What We’ll Cover in Class: AI in Digital Advertising

Large Language Models (LLMs)
What it is:
We’ll explain what LLMs are and how they function as the interface layer on top of modern AI systems.
How it’s used:
We’ll cover how LLMs are used for planning, analysis, creative ideation, and workflow acceleration in advertising teams.
Who is using it (examples):
We’ll look at OpenAI and how ad platforms and companies are embedding LLMs into internal tools and copilots.
Why it matters:
We’ll show how LLMs lower the barrier to using AI across sales, marketing, and media roles.

Machine Learning (ML)
What it is:
We’ll define machine learning as predictive models trained on behavioral data to optimize decisions at scale.
How it’s used:
We’ll cover how ML powers targeting, bidding, pacing, and performance optimization in digital media.
Who is using it (examples):
We’ll examine how Meta, Google, and Amazon use ML to automate delivery and optimization.
Why it matters:
We’ll explain why ML controls most of the “who, when, and how much” in modern advertising.

Deep Learning
What it is:
We’ll explain deep learning as neural networks designed to understand complex inputs like video, audio, and images.
How it’s used:
We’ll cover how deep learning enables content recognition, brand suitability, fraud detection, and contextual understanding.
Who is using it (examples):
We’ll look at how Disney, Netflix, and YouTube apply deep learning to video, ads, and measurement.
Why it matters:
We’ll show how deep learning determines where ads appear and what content they run next to.

Generative AI
What it is:
We’ll define generative AI as systems that create new text, images, video, and audio.
How it’s used:
We’ll cover creative generation, personalization, localization, and self-service ad creation.
Who is using it (examples):
We’ll examine Amazon, Rembrandt, and Paramount Ads.
Why it matters:
We’ll explain how generative AI dramatically increases creative scale while changing how ads are produced.

Agentic AI
What it is:
We’ll define agentic AI as autonomous systems that plan, decide, and act toward defined goals.
How it’s used:
We’ll cover automated campaign execution, budget allocation, and continuous optimization.
Who is using it (examples):
We’ll look at AdCP, Swivel, and Scope3.
Why it matters:
We’ll show how agentic AI shifts advertising from human-managed to goal-driven automation.

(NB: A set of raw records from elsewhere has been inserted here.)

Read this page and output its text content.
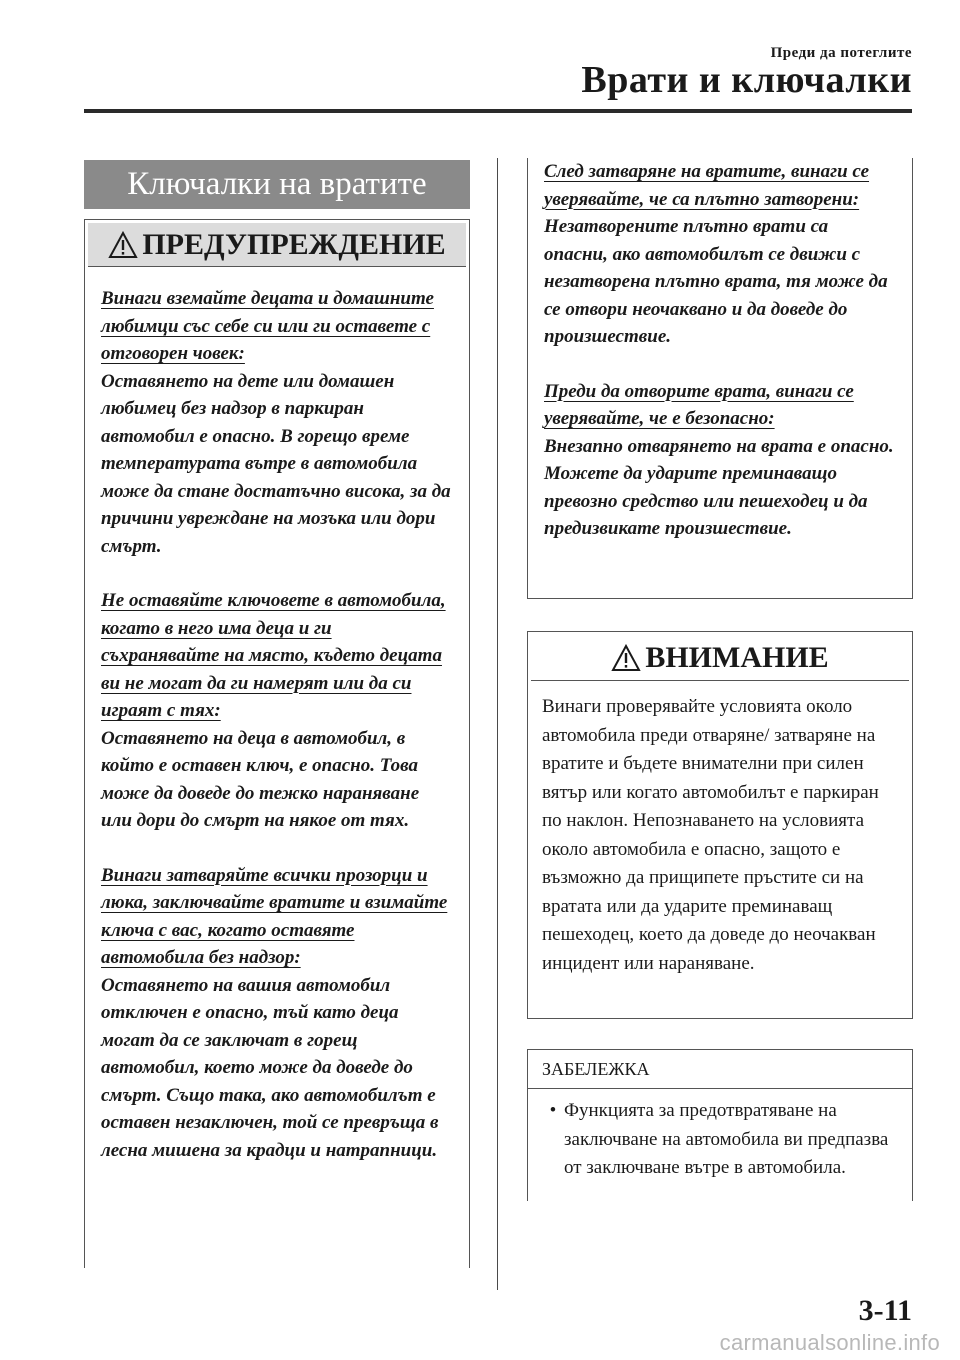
Преди да потеглите
Врати и ключалки
Ключалки на вратите
ПРЕДУПРЕЖДЕНИЕ

Винаги вземайте децата и домашните любимци със себе си или ги оставете с отговорен човек:
Оставянето на дете или домашен любимец без надзор в паркиран автомобил е опасно. В горещо време температурата вътре в автомобила може да стане достатъчно висока, за да причини увреждане на мозъка или дори смърт.

Не оставяйте ключовете в автомобила, когато в него има деца и ги съхранявайте на място, където децата ви не могат да ги намерят или да си играят с тях:
Оставянето на деца в автомобил, в който е оставен ключ, е опасно. Това може да доведе до тежко нараняване или дори до смърт на някое от тях.

Винаги затваряйте всички прозорци и люка, заключвайте вратите и взимайте ключа с вас, когато оставяте автомобила без надзор:
Оставянето на вашия автомобил отключен е опасно, тъй като деца могат да се заключат в горещ автомобил, което може да доведе до смърт. Също така, ако автомобилът е оставен незаключен, той се превръща в лесна мишена за крадци и натрапници.

След затваряне на вратите, винаги се уверявайте, че са плътно затворени:
Незатворените плътно врати са опасни, ако автомобилът се движи с незатворена плътно врата, тя може да се отвори неочаквано и да доведе до произшествие.

Преди да отворите врата, винаги се уверявайте, че е безопасно:
Внезапно отварянето на врата е опасно. Можете да ударите преминаващо превозно средство или пешеходец и да предизвикате произшествие.

ВНИМАНИЕ
Винаги проверявайте условията около автомобила преди отваряне/ затваряне на вратите и бъдете внимателни при силен вятър или когато автомобилът е паркиран по наклон. Непознаването на условията около автомобила е опасно, защото е възможно да прищипете пръстите си на вратата или да ударите преминаващ пешеходец, което да доведе до неочакван инцидент или нараняване.
ЗАБЕЛЕЖКА
• Функцията за предотвратяване на заключване на автомобила ви предпазва от заключване вътре в автомобила.
3-11
carmanualsonline.info
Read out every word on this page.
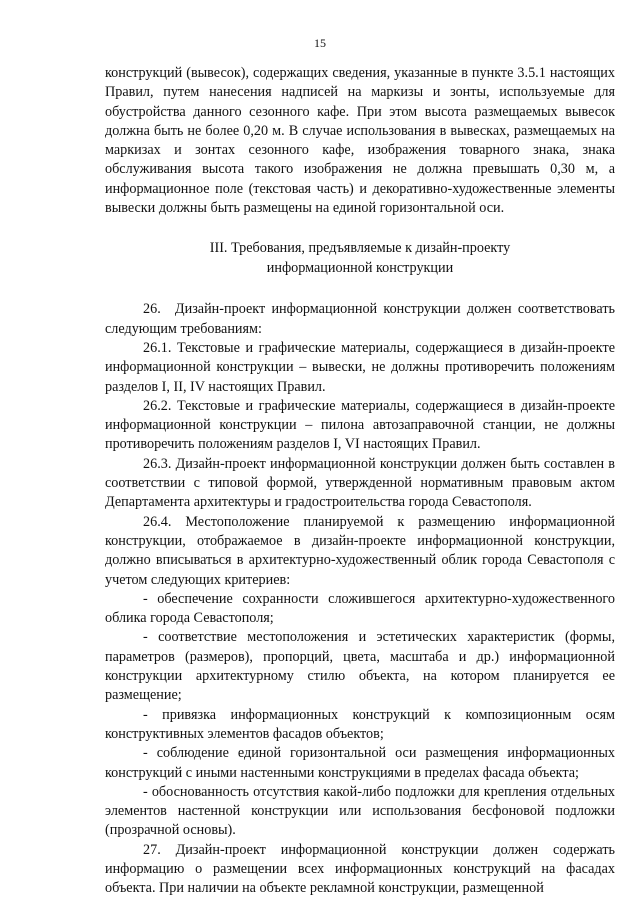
15

конструкций (вывесок), содержащих сведения, указанные в пункте 3.5.1 настоящих Правил, путем нанесения надписей на маркизы и зонты, используемые для обустройства данного сезонного кафе. При этом высота размещаемых вывесок должна быть не более 0,20 м. В случае использования в вывесках, размещаемых на маркизах и зонтах сезонного кафе, изображения товарного знака, знака обслуживания высота такого изображения не должна превышать 0,30 м, а информационное поле (текстовая часть) и декоративно-художественные элементы вывески должны быть размещены на единой горизонтальной оси.

III. Требования, предъявляемые к дизайн-проекту
информационной конструкции

26. Дизайн-проект информационной конструкции должен соответствовать следующим требованиям:

26.1. Текстовые и графические материалы, содержащиеся в дизайн-проекте информационной конструкции – вывески, не должны противоречить положениям разделов I, II, IV настоящих Правил.

26.2. Текстовые и графические материалы, содержащиеся в дизайн-проекте информационной конструкции – пилона автозаправочной станции, не должны противоречить положениям разделов I, VI настоящих Правил.

26.3. Дизайн-проект информационной конструкции должен быть составлен в соответствии с типовой формой, утвержденной нормативным правовым актом Департамента архитектуры и градостроительства города Севастополя.

26.4. Местоположение планируемой к размещению информационной конструкции, отображаемое в дизайн-проекте информационной конструкции, должно вписываться в архитектурно-художественный облик города Севастополя с учетом следующих критериев:

- обеспечение сохранности сложившегося архитектурно-художественного облика города Севастополя;

- соответствие местоположения и эстетических характеристик (формы, параметров (размеров), пропорций, цвета, масштаба и др.) информационной конструкции архитектурному стилю объекта, на котором планируется ее размещение;

- привязка информационных конструкций к композиционным осям конструктивных элементов фасадов объектов;

- соблюдение единой горизонтальной оси размещения информационных конструкций с иными настенными конструкциями в пределах фасада объекта;

- обоснованность отсутствия какой-либо подложки для крепления отдельных элементов настенной конструкции или использования бесфоновой подложки (прозрачной основы).

27. Дизайн-проект информационной конструкции должен содержать информацию о размещении всех информационных конструкций на фасадах объекта. При наличии на объекте рекламной конструкции, размещенной
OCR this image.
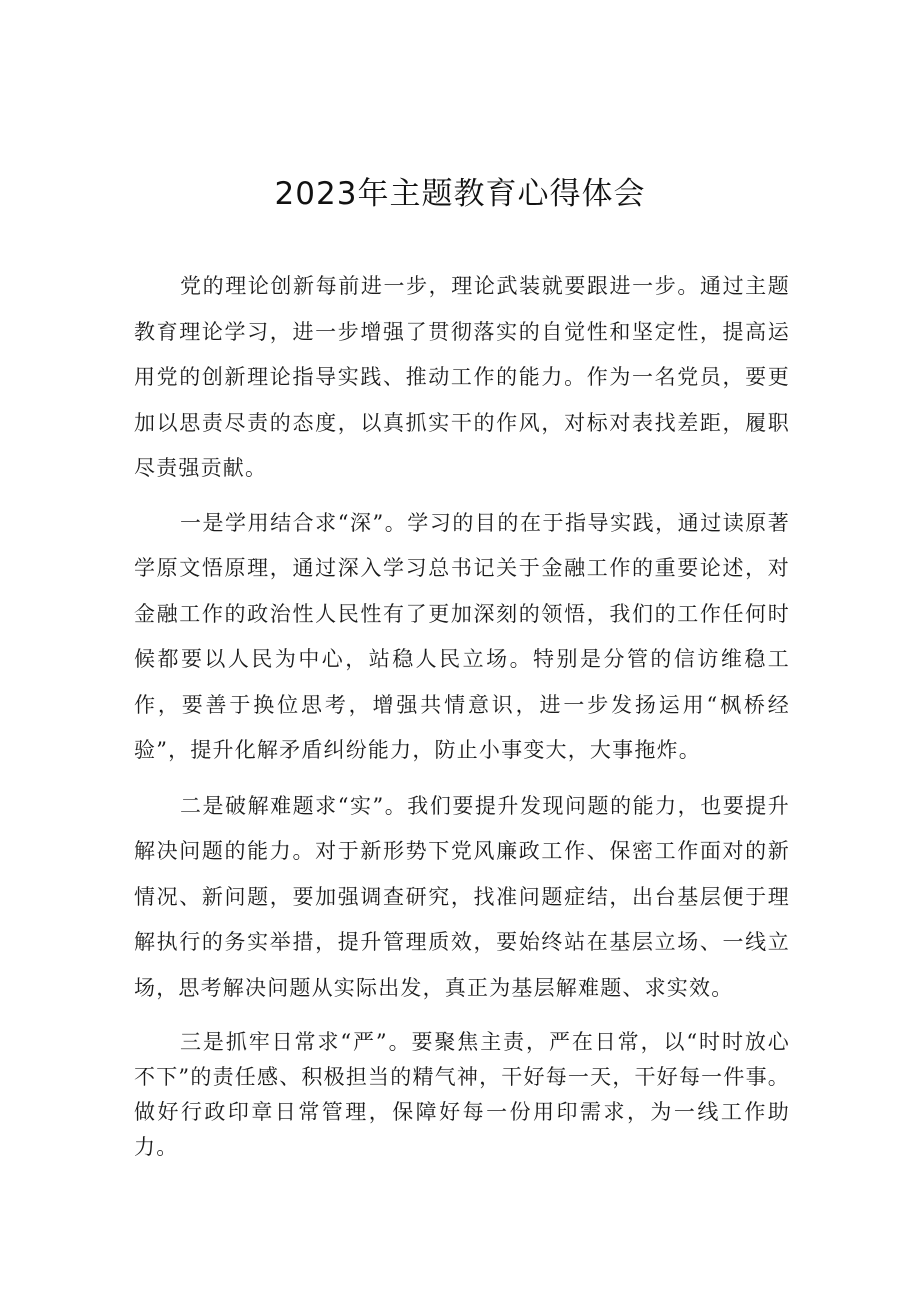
2023年主题教育心得体会

党的理论创新每前进一步，理论武装就要跟进一步。通过主题教育理论学习，进一步增强了贯彻落实的自觉性和坚定性，提高运用党的创新理论指导实践、推动工作的能力。作为一名党员，要更加以思责尽责的态度，以真抓实干的作风，对标对表找差距，履职尽责强贡献。

一是学用结合求“深”。学习的目的在于指导实践，通过读原著学原文悟原理，通过深入学习总书记关于金融工作的重要论述，对金融工作的政治性人民性有了更加深刻的领悟，我们的工作任何时候都要以人民为中心，站稳人民立场。特别是分管的信访维稳工作，要善于换位思考，增强共情意识，进一步发扬运用“枫桥经验”，提升化解矛盾纠纷能力，防止小事变大，大事拖炸。

二是破解难题求“实”。我们要提升发现问题的能力，也要提升解决问题的能力。对于新形势下党风廉政工作、保密工作面对的新情况、新问题，要加强调查研究，找准问题症结，出台基层便于理解执行的务实举措，提升管理质效，要始终站在基层立场、一线立场，思考解决问题从实际出发，真正为基层解难题、求实效。

三是抓牢日常求“严”。要聚焦主责，严在日常，以“时时放心不下”的责任感、积极担当的精气神，干好每一天，干好每一件事。做好行政印章日常管理，保障好每一份用印需求，为一线工作助力。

Using AI in Your Day-to-Day Job
What it is:
We’ll translate AI concepts into practical workflows for non-technical roles.
How it’s used:
We’ll cover planning, creative development, performance analysis, sales prep, and reporting.
Who is using it (examples):
We’ll reference real-world usage across sales, marketing, media, and leadership teams.
Why it matters:
We’ll focus on how AI saves time, improves decisions, and increases individual productivity.

Wrap-Up
What it is:
We’ll connect all AI types into a single advertising ecosystem.
How it’s used:
We’ll discuss integration, governance, and human-in-the-loop control.
Who is using it (examples):
We’ll reference leading platforms and advertisers adopting AI responsibly.
Why it matters:
We’ll outline how AI will continue reshaping roles, workflows, and competitive advantage.